A group of Stanford University scientists who authored an open letter criticizing Dr. Scott Atlas has been hit with a letter from his law firm charging them with defaming the radiologist, who in August was named to advise President Donald Trump on the COVID-19 pandemic.
The legal missive accuses the signatories to the Stanford letter of "maliciously" defaming Atlas, and it demands that they issue a press release withdrawing it. The law firm also demands that the signatories "contact every media outlet worldwide that has reported" on the Stanford letter to "request an immediate correction of the record."
The letter was signed by Marc Kasowitz of the law firm Kasowitz Benson Torres.

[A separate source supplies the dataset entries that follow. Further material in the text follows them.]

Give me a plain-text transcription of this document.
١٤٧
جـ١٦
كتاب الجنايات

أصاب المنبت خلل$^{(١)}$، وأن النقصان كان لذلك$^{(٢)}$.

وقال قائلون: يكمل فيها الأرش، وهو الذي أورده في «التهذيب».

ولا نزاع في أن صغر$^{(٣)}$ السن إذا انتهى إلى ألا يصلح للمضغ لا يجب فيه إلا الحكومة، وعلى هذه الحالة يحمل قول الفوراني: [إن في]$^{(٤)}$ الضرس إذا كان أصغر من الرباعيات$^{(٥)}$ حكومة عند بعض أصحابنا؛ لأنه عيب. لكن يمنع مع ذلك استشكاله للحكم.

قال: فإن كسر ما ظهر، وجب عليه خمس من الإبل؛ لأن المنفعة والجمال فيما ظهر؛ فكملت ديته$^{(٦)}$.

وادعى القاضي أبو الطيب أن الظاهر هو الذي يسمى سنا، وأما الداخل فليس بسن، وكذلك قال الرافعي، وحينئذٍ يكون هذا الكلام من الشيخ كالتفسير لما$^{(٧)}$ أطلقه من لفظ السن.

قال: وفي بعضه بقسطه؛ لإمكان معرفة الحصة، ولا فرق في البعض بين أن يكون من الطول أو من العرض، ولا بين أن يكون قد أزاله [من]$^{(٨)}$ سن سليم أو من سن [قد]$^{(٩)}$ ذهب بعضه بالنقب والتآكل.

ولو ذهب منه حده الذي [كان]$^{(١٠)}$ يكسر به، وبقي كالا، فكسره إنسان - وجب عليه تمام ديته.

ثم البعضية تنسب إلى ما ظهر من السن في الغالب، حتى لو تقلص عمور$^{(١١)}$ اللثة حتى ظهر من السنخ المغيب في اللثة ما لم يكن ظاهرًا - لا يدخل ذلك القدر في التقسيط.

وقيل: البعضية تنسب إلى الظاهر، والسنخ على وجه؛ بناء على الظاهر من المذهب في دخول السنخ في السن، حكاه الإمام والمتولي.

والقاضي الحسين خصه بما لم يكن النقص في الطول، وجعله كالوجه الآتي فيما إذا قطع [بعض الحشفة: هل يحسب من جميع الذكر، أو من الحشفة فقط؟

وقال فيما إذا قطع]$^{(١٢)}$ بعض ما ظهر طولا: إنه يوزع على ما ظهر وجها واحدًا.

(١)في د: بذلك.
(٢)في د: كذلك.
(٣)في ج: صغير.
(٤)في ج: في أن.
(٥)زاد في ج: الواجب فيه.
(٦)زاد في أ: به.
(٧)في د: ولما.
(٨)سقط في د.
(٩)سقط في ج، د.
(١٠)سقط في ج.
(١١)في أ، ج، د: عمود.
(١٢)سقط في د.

Kasowitz previously was outside counsel to Trump during the investigation into Russian hacking of U.S. elections.
In the September 9 letter, the Stanford scientists accused Atlas of propagating "falsehoods and misrepresentations of science" with respect to the novel coronavirus pandemic. Atlas is a neuroradiologist who had an appointment at Stanford University Medical Center from 1998 to 2012, during which he served as chief of neuroradiology. He is now a senior fellow at the Hoover Institution.
Atlas has been connected to the "herd immunity" theory of managing the COVID-19 pandemic, which calls for removing social distancing restrictions on healthy individuals while protecting vulnerable populations until a vaccine is available and natural immunity builds. Atlas has denied that he espouses herd immunity.
In his letter, Kasowitz accuses the Stanford scientists of spreading "falsehoods" and "misrepresentations" about Atlas and gives the group until the close of business on September 18 to issue a press release. If not, "we will take all necessary and appropriate measures to enforce our client's rights, seek compensatory and punitive damages for the harm you have caused, and vindicate his reputation in court."
In a September 17 tweet, one of the signatories to the Stanford letter, Michael Fischbach, PhD, a microbiologist at Stanford, indicated that an apology might not be forthcoming from the group.
"I stand by everything we said," Fischbach tweeted. "More facts, more science. Less Kasowitz."